Getting OpenStack highly available has been a hot topic for us at Deutsche Telekom AG. With the upstream OpenStack High Availability documentation, it’s already well documented how to configure supporting services like MySQL and RabbitMQ in highly available setups.
A challenging area with regards to high availability has been OpenStack Networking. For our OpenStack Grizzly-based cloud, we have made great progress with our solution that we would like to share: how to implement OpenStack Networking (L3 agent) highly available in active/active mode without pacemaker, using traditional routing/balancing functionality.
Our primary goal is to keep VMs available/reachable form the internet with redundant network. I’ll focus on the high-level idea today and post later about the detailed implmentation.
Lets assume we have OpenStack up and running, including OpenStack Networking with Open vSwitch plug-in. The traffic will usually flow from internet -> Network Node -> Open vSwitch -> Full mash GRE tunnel -> Compute node -> Open vSwitch on Compute - >VM:
Next, we need a second Network node with Open vSwitch and GRE tunnels to connect to the same Compute nodes:
OpenStack Networking gained an important feature in Grizzly, which allow us to schedule to multiple network nodes.
Now we can create a VM on compute node with two nics and assignee two different IP addresses to them. We need to make sure to use IPs that are part of each of the subnets that are mapped to the network nodes / L3 agents.
With this, we have now multiple paths to go out from the VM. In order to avoid any kind of routing problems you need to configure PBR (Policy based routing) insdie the VM. (Details will be provided with the next post.)
The goal is to make sure that packets arriving on interface ethX will be replayed or send back via the same interface. This will require two routing tables and two default routes, one for each interface.
Having done this, we now have multiple paths to the same VM, with different IP addresses.
In case one of network nodes (L3 agents) is not available, the GRE tunnel is not up or for any other reason you cannot access the VM via the first Network node, you can still reach the same VM via the second Network node, but with different IP address.
Finally, we need to set up a load balancer in front of for the Network node to manage the IP swapping, to hide any changes to the IP addresses form the public network.

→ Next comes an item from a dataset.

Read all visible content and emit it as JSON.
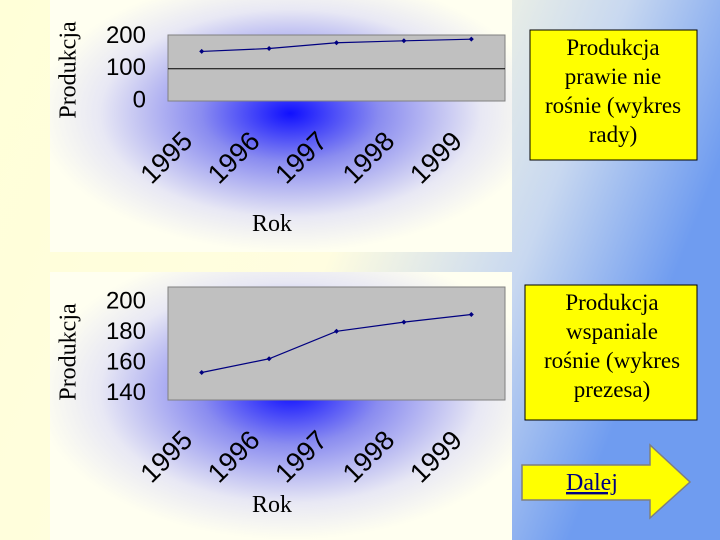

Summarizing, we now have the networking node working in active/active mode and the traffic will be load-balanced, which also allows us to double the throughput. The traffic flow now looks like this: Internet -> load balancer -> Network node 1 or 2 -> Open vSwitch -> Full mash GRE tunnel -> Compute node -> OpenVswitch -> VM:
The redundancy of the load balancer is out of scope for this post. You’ll have to choose a load balancer, that best meets your requirements. It could be a hardware appliance, or software based.
In case you don’t want to implement a load balancer in front of the network node, but still want to keep the VM highly availability, you need to take care of the IP address changing yourself. One option would be to use the IP SLA feature of CISCO routers for this. It can monitor the availability of the path to VM and switch to next path with NAT immediately, in case one path is not available:
I’m looking forward to your comments and questions!